Health and Well-Being Concerns of HIV-Affected Individuals and Families
- Testing the effectiveness of an electronically timed pill bottle (MEMS cap) on medication adherence in HIV-positive persons.
Using a MEMS cap to provide feedback on medication adherence improves adherence and leads to higher CD4 count and lower viral load.
- Predicting progress toward permanency outcomes in families affected by HIV/AIDS or substance abuse (with K. Fuger, University of Missouri – Kansas City)
Receiving services from AIA-funded programs across the country enables families to keep their biological children living at home.
- Benefits of social support for mental and behavioral health (with D. Lounsbury and B. Rapkin, Memorial Sloan-Kettering Cancer Center)
Persons living with HIV/AIDS who have a confidant show better mental health than those without a confidant.
- Reasons for engaging in safer sex
The longer one lives with HIV/AIDS, the more likely one is to practice safer sex out of concern for the welfare of others.

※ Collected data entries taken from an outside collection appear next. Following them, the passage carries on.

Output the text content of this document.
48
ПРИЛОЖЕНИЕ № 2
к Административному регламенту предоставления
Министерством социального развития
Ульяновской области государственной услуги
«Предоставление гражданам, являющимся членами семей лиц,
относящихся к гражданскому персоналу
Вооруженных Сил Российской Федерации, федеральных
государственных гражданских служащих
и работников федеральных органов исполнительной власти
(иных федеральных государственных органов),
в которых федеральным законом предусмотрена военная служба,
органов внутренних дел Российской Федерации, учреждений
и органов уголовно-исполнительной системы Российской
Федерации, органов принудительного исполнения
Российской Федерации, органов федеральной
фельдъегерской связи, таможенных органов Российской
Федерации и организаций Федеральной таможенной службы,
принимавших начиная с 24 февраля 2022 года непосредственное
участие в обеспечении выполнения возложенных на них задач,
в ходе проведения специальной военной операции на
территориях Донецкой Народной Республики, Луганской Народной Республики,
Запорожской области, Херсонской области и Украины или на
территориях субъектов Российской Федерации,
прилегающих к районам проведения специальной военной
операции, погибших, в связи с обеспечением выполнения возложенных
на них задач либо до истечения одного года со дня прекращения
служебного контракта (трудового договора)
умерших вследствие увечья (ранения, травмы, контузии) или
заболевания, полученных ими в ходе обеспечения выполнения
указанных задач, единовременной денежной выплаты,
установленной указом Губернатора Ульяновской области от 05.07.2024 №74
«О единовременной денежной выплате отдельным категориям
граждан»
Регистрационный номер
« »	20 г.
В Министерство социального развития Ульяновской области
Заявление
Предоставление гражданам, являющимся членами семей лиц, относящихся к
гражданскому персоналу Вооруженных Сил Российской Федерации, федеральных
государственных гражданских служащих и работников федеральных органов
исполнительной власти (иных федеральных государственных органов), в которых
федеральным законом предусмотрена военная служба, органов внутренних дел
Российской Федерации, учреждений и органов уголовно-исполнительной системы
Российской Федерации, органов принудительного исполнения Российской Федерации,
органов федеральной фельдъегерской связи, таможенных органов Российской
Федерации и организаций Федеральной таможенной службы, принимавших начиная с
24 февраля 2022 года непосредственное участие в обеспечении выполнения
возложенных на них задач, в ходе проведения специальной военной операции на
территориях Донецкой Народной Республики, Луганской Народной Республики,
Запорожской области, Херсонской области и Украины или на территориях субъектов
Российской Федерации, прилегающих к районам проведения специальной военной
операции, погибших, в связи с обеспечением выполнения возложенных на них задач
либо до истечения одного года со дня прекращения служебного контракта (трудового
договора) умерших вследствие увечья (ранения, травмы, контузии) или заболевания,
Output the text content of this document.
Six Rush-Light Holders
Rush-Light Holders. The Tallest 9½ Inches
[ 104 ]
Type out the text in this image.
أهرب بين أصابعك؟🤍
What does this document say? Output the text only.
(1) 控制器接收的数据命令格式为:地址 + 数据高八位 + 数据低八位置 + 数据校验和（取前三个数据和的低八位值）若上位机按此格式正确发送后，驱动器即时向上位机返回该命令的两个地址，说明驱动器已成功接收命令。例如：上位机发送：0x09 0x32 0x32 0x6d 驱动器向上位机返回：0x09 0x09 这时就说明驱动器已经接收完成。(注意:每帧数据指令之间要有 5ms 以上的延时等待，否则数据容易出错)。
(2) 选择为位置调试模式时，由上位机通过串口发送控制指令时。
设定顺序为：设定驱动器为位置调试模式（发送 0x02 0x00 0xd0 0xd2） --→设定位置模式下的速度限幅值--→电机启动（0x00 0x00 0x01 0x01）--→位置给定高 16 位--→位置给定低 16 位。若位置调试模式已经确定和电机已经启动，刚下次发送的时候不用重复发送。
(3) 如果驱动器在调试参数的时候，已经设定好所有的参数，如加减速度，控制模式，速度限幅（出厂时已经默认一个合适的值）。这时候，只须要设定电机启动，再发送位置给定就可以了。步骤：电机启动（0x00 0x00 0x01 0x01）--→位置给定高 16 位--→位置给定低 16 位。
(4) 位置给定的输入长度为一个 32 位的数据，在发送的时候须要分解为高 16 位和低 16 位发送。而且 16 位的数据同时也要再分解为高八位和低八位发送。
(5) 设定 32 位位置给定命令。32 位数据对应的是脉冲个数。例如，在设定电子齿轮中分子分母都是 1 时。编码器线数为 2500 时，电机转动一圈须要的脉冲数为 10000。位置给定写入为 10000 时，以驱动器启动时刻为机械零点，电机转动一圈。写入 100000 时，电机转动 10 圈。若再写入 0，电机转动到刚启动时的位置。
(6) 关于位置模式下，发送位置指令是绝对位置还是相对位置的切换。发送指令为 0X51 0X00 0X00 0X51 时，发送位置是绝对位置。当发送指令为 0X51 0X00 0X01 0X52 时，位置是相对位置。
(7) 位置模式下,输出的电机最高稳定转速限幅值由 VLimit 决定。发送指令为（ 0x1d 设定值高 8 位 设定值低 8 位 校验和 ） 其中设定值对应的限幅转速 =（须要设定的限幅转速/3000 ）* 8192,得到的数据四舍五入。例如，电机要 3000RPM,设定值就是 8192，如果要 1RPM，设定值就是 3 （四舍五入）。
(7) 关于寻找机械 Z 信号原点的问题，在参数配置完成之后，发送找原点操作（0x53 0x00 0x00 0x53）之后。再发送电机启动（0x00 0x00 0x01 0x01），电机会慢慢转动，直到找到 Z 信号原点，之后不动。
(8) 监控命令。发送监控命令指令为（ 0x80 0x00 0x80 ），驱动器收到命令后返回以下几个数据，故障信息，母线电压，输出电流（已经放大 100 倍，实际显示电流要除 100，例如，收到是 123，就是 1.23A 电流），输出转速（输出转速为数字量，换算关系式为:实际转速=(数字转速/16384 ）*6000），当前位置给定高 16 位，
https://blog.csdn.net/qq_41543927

- Accuracy of self-reported CD4 counts
Nearly 3 in 4 HIV-positive clients estimate their CD4 count to within +/- 10% of their lab reported count.
- Safer sex negotiation
AIDS-affected youth accurately understand that girls and women need to be assertive in negotiating for safer sex.
- Self-images of AIDS-bereaved youth
AIDS-affected youth with negative images of themselves might better understand the vulnerability of riskier sex than youth with positive self-images.
- Family Pride
Family Pride, a structured multi-family conflict resolution intervention, helps parents and children to better understand each other.
- Risk factors in permanency planning
Incoming clients with a reported history of substance, physical, and/or sexual abuse are less likely to engage with Family Center attorneys, and to complete a permanency plan.
- Social services and permanency planning across the country
In three programs across the US (including The Family Center), clients who use psychosocial supportive services in addition to legal services are more likely to complete a permanency plan than those who only use legal services.
- Engagement with staff and success in permanency planning
Clients who emotionally engage with Family Center staff in their first few sessions are more likely to complete a permanency plan.
- Permanency planning among cancer clients
Cancer clients at The Family Center who work with social workers on discussing their illness with their family are more likely to complete a permanency plan.